China’s Bond Market Hits Historic Low as 10-Year Yield Falls Below 2%
China’s 10-year government bond yield fell below 2% on Monday, reaching a historic low of 1.975%. This milestone highlights the impact of a sluggish economy, sustained investor demand for bonds, and expectations of further rate cuts by the People’s Bank of China (PBOC). The decline in yield reflects the growing appeal of safer assets amid China’s economic uncertainties.
Key Drivers of the Rally
The decade-long rally in China’s bond market accelerated over the past two years due to several factors:
- Economic Slowdown: Weak growth, particularly in the property sector, has dampened risk appetite.
- Low Deposit Rates: The recent ban on offering preferential deposit rates underscores the low-rate environment.
- Investor Appetite: Funds and institutions remain under-allocated to bonds, prompting increased purchases, especially by insurance companies anticipating allocations ahead of the new year.
Morgan Stanley analysts predict continued bond market strength, citing expectations of a 40 basis point (bps) cut in China’s policy rate by the end of Q1 2024.
Comparative Yield Dynamics
China’s bond yields now significantly trail those of U.S. Treasuries. The 10-year Chinese bond offers 222 bps less than its U.S. counterpart, marking the largest gap since the early 2000s. This inversion reflects China’s weaker economic performance compared to the U.S. post-pandemic.

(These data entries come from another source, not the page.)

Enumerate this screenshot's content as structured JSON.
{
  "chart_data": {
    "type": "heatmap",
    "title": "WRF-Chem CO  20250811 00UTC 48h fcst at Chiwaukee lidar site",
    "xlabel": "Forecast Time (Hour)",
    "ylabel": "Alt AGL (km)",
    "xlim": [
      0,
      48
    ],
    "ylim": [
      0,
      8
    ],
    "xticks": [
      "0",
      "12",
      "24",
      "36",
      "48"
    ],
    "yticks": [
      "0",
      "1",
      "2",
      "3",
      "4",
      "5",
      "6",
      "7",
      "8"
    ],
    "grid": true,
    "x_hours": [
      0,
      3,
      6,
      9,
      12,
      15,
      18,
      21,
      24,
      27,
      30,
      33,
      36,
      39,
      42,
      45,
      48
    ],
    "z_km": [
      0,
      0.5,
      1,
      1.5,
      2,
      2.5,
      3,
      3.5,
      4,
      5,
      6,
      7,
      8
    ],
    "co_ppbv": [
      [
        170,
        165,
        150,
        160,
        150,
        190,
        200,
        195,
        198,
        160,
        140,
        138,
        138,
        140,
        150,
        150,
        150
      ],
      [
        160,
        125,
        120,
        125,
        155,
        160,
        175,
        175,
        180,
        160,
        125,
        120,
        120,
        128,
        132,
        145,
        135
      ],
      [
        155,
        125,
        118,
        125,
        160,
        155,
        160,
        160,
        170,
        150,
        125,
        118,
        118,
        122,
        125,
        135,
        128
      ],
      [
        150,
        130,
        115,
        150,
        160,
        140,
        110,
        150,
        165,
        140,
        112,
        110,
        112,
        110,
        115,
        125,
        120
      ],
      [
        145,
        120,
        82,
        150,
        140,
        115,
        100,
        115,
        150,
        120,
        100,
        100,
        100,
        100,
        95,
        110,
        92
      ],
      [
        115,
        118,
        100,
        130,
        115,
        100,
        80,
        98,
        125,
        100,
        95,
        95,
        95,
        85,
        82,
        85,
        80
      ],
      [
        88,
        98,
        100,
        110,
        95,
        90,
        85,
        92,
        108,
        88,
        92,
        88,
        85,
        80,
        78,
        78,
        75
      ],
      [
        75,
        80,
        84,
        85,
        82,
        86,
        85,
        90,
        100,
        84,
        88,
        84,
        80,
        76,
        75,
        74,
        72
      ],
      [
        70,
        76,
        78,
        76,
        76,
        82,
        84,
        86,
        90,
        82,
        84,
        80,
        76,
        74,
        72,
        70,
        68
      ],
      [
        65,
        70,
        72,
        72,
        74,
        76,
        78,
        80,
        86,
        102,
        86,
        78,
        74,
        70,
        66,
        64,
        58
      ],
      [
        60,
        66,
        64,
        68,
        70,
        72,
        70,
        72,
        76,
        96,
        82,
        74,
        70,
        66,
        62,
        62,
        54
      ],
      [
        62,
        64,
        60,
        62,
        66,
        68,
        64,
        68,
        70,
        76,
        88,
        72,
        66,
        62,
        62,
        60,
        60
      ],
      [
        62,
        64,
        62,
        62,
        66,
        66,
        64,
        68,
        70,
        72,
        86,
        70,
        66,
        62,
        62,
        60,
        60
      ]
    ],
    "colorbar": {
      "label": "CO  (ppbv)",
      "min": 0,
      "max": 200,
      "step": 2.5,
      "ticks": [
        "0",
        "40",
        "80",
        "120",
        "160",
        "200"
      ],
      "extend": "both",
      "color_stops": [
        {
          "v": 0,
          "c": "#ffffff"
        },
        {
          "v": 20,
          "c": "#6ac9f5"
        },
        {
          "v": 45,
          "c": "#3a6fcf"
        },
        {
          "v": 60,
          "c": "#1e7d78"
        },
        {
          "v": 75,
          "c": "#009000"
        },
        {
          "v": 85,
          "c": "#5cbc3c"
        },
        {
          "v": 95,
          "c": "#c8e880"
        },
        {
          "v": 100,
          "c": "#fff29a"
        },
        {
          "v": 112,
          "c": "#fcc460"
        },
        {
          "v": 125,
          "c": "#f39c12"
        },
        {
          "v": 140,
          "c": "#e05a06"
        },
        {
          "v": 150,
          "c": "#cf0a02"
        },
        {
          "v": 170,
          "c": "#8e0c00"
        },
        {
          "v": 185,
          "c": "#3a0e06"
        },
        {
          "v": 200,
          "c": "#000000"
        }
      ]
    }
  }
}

Additionally, China’s 30-year bond yield fell 4 bps to 2.16%, while 10-year treasury futures, which move inversely to yields, rose 0.4% to a record closing high.
PBOC Measures and Policy Impact
The PBOC has implemented policies aimed at reducing rates, including:
- Aligning deposit rates for non-bank institutions with the 7-day reverse repo rate of 1.5%.

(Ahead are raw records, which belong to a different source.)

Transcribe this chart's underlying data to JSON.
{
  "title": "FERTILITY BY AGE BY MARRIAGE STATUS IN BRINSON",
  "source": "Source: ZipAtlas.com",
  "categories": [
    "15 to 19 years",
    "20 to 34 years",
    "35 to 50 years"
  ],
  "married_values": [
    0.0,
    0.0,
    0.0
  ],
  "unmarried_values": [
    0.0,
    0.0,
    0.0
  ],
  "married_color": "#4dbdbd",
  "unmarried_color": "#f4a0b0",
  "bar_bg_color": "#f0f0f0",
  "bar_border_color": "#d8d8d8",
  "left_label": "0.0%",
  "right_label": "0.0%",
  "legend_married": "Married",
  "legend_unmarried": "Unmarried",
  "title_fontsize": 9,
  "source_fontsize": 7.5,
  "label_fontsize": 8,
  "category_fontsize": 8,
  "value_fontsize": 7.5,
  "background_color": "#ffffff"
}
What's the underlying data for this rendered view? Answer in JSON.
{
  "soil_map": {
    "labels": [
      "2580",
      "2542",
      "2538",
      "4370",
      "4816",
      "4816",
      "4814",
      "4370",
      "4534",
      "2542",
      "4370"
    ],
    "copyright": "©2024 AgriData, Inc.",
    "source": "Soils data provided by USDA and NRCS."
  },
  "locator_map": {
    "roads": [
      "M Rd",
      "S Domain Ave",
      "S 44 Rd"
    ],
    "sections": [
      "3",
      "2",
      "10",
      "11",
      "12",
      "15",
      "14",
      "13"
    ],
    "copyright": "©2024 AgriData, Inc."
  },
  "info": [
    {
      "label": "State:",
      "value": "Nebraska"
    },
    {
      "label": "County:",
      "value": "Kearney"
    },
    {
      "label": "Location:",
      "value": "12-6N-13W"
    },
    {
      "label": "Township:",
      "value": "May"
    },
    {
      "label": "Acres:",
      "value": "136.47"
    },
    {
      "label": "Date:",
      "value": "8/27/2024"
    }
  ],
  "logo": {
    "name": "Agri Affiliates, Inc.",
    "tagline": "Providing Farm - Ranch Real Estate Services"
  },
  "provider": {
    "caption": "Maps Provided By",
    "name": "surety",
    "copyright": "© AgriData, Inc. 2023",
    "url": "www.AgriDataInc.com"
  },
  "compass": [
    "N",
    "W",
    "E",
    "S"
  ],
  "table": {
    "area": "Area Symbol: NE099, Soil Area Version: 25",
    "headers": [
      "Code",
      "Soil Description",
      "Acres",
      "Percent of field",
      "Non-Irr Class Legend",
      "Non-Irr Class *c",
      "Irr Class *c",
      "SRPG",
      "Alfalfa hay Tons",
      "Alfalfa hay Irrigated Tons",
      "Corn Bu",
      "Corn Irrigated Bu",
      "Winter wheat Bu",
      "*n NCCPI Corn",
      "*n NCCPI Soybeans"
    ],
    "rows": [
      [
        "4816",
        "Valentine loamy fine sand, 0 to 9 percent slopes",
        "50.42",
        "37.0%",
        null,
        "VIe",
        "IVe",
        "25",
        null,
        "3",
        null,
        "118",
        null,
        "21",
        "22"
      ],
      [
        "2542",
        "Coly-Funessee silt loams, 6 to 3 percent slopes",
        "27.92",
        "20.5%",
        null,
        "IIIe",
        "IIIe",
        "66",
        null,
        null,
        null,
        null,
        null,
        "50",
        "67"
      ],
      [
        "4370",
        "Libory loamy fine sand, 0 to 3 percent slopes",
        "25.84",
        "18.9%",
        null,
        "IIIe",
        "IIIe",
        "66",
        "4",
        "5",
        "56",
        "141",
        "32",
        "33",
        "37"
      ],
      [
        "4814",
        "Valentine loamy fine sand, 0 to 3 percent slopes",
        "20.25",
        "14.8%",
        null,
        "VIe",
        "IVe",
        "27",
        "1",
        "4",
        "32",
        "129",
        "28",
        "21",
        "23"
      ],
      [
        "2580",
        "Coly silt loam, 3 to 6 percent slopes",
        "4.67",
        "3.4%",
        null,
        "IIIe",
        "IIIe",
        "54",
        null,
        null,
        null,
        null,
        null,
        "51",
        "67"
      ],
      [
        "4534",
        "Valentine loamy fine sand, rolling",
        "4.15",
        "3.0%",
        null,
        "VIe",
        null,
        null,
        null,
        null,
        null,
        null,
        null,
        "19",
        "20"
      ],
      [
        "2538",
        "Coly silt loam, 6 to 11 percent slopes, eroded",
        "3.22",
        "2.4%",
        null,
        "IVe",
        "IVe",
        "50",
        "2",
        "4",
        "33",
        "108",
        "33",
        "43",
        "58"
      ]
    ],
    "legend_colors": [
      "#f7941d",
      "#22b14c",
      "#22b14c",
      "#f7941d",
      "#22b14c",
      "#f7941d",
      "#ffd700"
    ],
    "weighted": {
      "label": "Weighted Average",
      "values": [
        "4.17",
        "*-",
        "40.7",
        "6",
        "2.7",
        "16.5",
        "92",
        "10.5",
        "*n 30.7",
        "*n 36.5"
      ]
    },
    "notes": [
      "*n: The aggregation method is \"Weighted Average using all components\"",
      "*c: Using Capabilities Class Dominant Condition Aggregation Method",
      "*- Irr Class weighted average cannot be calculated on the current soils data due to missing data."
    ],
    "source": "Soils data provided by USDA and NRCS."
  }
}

- Injecting liquidity into the market, such as 800 billion yuan in 3-month reverse repos in November.
These measures lower short-term rates and contribute to the downward trend in long-term yields. For instance, one-year AAA-rated negotiable certificates of deposit (NCDs) fell 10 bps on Monday to below 1.7%.
Outlook for 2024
Analysts expect China’s 10-year yield to decline further, potentially reaching the 1.7%-1.9% range next year. Loose monetary policy and supportive funding conditions will likely sustain the bond rally.
Implications
While the bond market’s performance signals robust investor confidence in fixed-income securities, it also reflects deeper concerns about China’s economic trajectory. Policies aimed at preventing a hard landing may keep yields low, but the challenges of spurring growth remain.